DALLAS — The StoneEagle Group has integrated Service Payment Plan Inc. (SPP) with its SEcureSalesTool, which will automate the contract generation and submission process for SPP.

This integration will allow the service and F&I departments to streamline the process of selling service contracts to their customers. The SEcureSalesTool accurately calculates the monthly payment, based on the down payment, generates the SPP contract electronically, stores the payment information, and automatically delivers the data to SPP’s administration system, as well as the corresponding vehicle service contract administrator.

“The SEcureSalesTool is an essential point-of-sale solution designed for dealers to maximize revenue on the service drive or within the F&I office,” said Jason Gillette, director of sales and marketing for StoneEagle.

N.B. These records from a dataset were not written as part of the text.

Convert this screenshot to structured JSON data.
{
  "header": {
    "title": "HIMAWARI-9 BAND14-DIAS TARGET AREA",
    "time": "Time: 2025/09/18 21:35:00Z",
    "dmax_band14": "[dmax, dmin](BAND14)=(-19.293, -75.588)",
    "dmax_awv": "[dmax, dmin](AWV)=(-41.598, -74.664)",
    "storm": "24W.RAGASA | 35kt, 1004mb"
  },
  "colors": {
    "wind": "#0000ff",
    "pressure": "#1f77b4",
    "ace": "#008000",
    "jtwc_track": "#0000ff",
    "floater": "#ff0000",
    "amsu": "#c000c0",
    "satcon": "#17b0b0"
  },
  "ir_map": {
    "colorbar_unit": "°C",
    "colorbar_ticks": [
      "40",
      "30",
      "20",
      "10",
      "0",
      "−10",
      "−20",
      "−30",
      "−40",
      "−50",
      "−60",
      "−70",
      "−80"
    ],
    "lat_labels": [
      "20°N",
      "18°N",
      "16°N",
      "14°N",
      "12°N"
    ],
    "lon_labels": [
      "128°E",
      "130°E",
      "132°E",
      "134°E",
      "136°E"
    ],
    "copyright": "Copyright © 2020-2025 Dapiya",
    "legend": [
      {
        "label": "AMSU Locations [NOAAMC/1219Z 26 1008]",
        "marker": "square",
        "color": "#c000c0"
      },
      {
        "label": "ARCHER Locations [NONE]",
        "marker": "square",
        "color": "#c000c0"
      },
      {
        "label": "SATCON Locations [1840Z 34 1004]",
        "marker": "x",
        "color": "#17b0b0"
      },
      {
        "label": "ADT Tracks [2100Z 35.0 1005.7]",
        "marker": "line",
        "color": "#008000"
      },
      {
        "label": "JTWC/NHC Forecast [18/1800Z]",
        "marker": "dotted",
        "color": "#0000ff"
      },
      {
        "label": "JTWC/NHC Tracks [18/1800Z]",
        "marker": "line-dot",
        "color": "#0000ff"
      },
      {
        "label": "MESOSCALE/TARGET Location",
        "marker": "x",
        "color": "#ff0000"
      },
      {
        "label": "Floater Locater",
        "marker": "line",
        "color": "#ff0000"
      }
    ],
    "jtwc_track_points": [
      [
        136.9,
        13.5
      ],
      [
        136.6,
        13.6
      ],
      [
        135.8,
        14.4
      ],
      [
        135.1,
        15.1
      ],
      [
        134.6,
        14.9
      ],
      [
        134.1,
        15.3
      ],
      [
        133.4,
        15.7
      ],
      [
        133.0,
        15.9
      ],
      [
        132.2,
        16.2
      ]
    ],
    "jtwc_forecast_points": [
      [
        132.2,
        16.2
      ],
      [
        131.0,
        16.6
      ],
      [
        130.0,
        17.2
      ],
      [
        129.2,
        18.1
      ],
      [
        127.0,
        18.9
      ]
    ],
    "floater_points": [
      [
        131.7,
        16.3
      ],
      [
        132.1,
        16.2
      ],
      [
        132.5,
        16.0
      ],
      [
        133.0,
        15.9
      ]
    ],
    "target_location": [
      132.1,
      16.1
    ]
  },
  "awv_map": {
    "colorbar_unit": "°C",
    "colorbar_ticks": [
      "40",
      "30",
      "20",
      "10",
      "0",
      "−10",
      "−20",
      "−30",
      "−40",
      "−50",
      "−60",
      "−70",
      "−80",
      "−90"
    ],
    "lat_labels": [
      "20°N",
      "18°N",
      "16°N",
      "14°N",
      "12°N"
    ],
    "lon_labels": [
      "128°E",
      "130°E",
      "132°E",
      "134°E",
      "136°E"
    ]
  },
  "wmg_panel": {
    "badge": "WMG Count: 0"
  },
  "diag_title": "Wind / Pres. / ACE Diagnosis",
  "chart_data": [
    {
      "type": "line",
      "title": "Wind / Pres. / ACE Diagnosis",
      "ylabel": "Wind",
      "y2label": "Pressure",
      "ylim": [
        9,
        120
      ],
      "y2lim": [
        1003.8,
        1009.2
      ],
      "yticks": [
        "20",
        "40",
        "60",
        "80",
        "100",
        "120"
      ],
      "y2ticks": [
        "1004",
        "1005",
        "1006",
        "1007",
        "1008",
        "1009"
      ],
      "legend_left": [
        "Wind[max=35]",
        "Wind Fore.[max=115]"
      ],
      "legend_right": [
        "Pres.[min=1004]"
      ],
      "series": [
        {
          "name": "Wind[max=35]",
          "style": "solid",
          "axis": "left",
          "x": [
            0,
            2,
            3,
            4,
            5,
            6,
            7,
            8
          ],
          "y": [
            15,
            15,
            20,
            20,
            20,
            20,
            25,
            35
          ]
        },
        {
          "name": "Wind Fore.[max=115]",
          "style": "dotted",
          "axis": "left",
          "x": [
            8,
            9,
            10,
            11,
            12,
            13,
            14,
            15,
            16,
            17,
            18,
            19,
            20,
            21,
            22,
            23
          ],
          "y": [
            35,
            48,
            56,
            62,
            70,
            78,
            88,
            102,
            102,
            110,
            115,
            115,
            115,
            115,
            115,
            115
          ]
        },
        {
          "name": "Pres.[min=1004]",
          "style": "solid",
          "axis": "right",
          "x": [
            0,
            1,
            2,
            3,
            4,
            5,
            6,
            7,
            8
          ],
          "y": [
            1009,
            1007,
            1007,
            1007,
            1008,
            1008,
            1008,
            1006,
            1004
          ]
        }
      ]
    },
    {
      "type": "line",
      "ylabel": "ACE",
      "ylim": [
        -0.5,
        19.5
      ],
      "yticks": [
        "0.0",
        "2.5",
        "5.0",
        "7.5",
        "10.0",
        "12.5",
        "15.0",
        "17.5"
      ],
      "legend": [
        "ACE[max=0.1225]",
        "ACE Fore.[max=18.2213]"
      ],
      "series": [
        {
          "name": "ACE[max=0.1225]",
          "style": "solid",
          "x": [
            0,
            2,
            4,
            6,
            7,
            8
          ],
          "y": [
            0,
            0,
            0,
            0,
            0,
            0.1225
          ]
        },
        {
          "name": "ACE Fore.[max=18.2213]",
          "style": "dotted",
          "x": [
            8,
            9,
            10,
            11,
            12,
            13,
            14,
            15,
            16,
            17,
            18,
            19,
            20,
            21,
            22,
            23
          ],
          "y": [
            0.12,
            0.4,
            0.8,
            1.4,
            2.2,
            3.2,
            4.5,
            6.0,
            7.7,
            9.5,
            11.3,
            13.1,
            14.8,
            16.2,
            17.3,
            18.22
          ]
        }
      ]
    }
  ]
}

SPP is the largest service contract payment plan company in the industry, and offers programs to independent service contract providers and manufacturers, throughout the United States and Canada. The payment plans can range from 12 to 18 months in length, depending on the term of the service contract. Electronic debit to checking account, savings account or using a credit or debit card keeps the payment plan paperless and hassle-free. All customers that purchase a vehicle with cash, outside financing or limited financing, can benefit from SPP’s zero-percent interest monthly payment option.

“I am excited about our relationship with StoneEagle and our integration to their SEcureSalesTool because it makes it much easier and more efficient for dealers to do business with SPP and benefit from our interest-free payment plans for service contracts,” said Robert Hymen, president of SPP.